Si le FMI venait à intervenir en France, il pourrait donc imposer une réforme du système de retraite bien plus exigeante que celle en vigueur à l'heure actuelle.
Travail et emploi
Le FMI pourrait également sévir en France dans le secteur de l'emploi.
11/ Réduction du salaire et allongement du temps de travail
En Grèce, le salaire minimum a été réduit de 22 % en un an. En Irlande, le paiement des heures supplémentaires a dû être réduit. Au Portugal enfin, la durée de travail quotidien a été augmentée de 30 minutes, mesure couplée à la suppression de jours de congé et de jours fériés.
Cette dernière mesure fait écho à une de celles sur lesquelles le gouvernement de François Bayrou a été censuré par l'Assemblée Nationale, en France... Le FMI pourrait simplement nous l'imposer.
12/ Flexibilisation du marché du travail
Le FMI a pu également en Europe imposer des mesures en vue de rendre plus flexible le marché du travail, et on pourrait imaginer en France des mesures similaires. En Grèce et au Portugal, les conditions de licenciement des salariés ont été assouplies, et les indemnités de licenciement diminuées. Certaines professions protégées (taxis, services postaux, énergie, télécommunication…) ont été libéralisées. Le rôle des conventions collectives a été limité et leur nombre a été réduit.
13/ Réduction des prestations sociales liées au chômage et à la solidarité
Toujours dans le secteur de l'emploi, le FMI a imposé par le passé des réductions de prestations sociales liées au chômage et à la solidarité. Au vue de la fuite en avant de nos dépenses sociales, elles seraient en France incontournables, toujours dans l'hypothèse d'une intervention du FMI. L'Irlande et le Portugal ont dû par exemple opérer des restrictions d’accès et des baisses du montant des allocations chômage. En Irlande, les allocations familiales ont dû être revues à la baisse. Au Portugal finalement, le montant des allocations du revenu social d’insertion (RSI) a baissé de 20 %.
Transports publics
14/ Réduction des dépenses liées aux transports publics
En France, on observe que le FMI pourrait également viser le secteur des transports publics.
En effet, les dépenses qui y étaient allouées ont été réduites de 50 % au Portugal, et 60 % en Irlande. Dans ces deux pays, cela s'est notamment traduit par la suppression de lignes de bus et réduction de la fréquence de passage des transports.
Fiscalité
Enfin, on constate le FMI peut contraindre les systèmes fiscaux des pays dans lesquels il intervient.

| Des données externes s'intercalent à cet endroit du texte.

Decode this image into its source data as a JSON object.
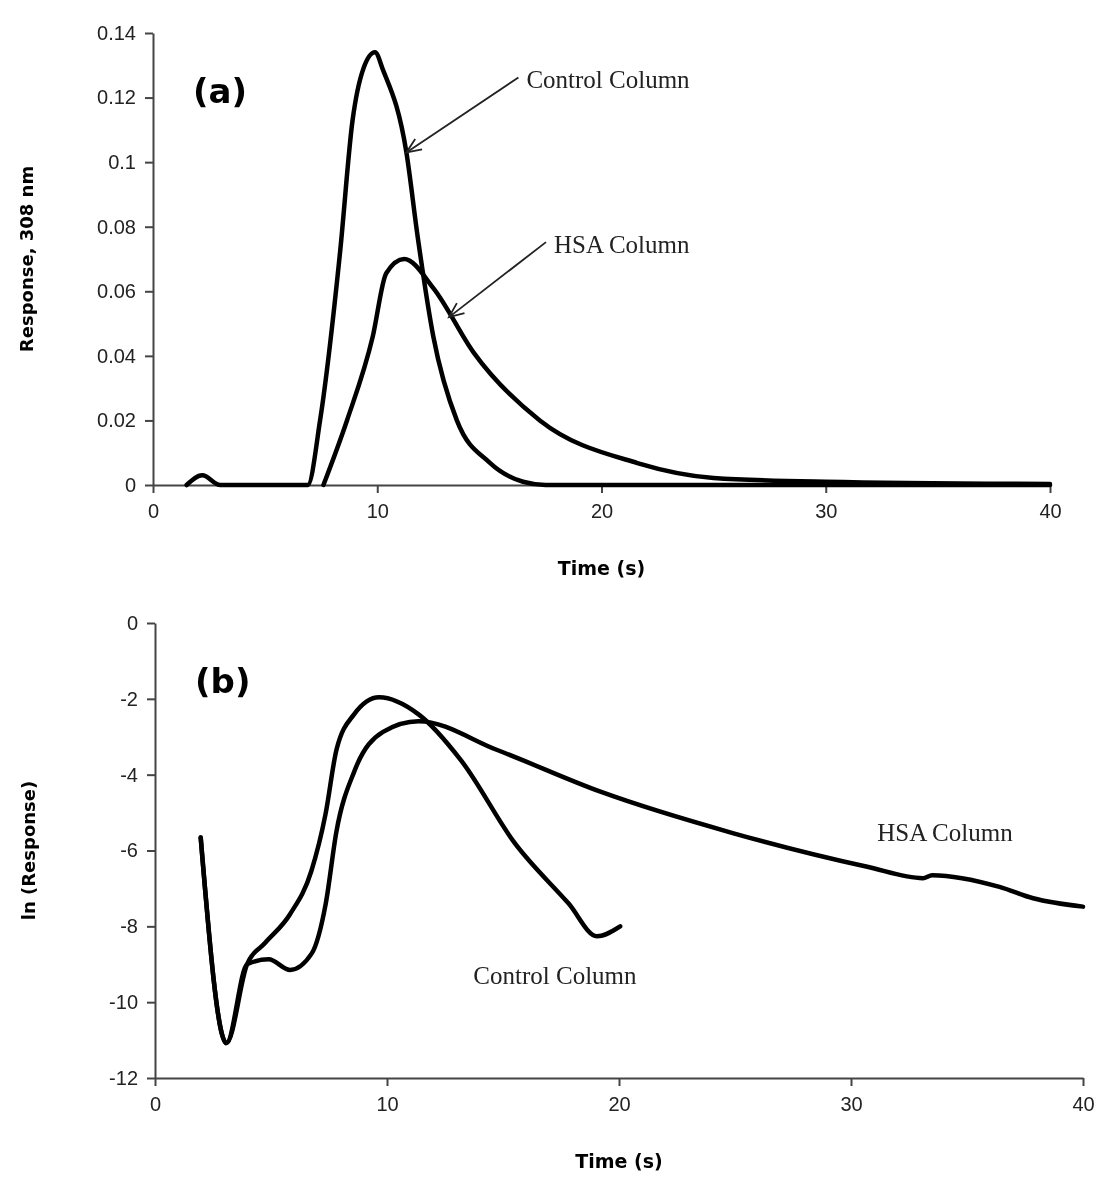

15/ Simplification du système fiscal et réduction du nombre de niches fiscales
Il pourrait s'agir en France d'opérer une simplification du système fiscal ou la réduction du nombre de niches fiscales. On note par exemple que pour les îles grecques, l'exonération de TVA avait été supprimée. Toujours en Grèce, l'exonération de taxes sur le diesel pour les agriculteur avait dû disparaître, ainsi que des exonérations fiscales et taux réduits sur l'impôt sur les sociétés.

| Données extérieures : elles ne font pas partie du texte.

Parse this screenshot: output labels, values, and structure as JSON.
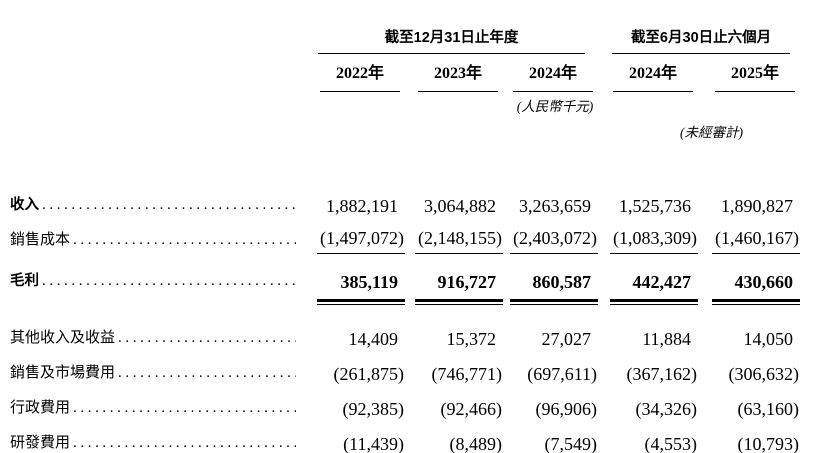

Note : Le programme d’ajustement structurel de l’Irlande comportait également un volet très important de forte hausse de la fiscalité. La Grèce et le Portugal ont aussi connu des hausses d'impôts et de taxes, notamment de la TVA. Ces mesures n’apparaissent pas dans le tableau puisque le FMI précise dans ses conclusions de la mission pour 2025 que les prélèvements obligatoires sont déjà à un niveau trop élevé en France (contrairement à l’Irlande). Pour le volet fiscal en France, le FMI ne préconise que des mesures de lutte contre l’évasion fiscale et de suppression de niches fiscales. |
Les résultats et conséquences des programmes d’ajustement structurel
Les résultats des politiques d’ajustement sur la dette et le déficit de la Grèce, du Portugal et de l’Irlande ont été impressionnants. Le déficit primaire passe de 10 % du PIB à 1,4 % en Grèce et de 7 % à 0,3 % au Portugal. Le déficit public passe de 13,6 % du PIB à 2 % en Irlande. Le taux des obligations chute également dans les trois pays : il passe de 40 % à 8 % en un an en Grèce, et de 14,45 % à 3,54 % en moins de deux ans en Irlande.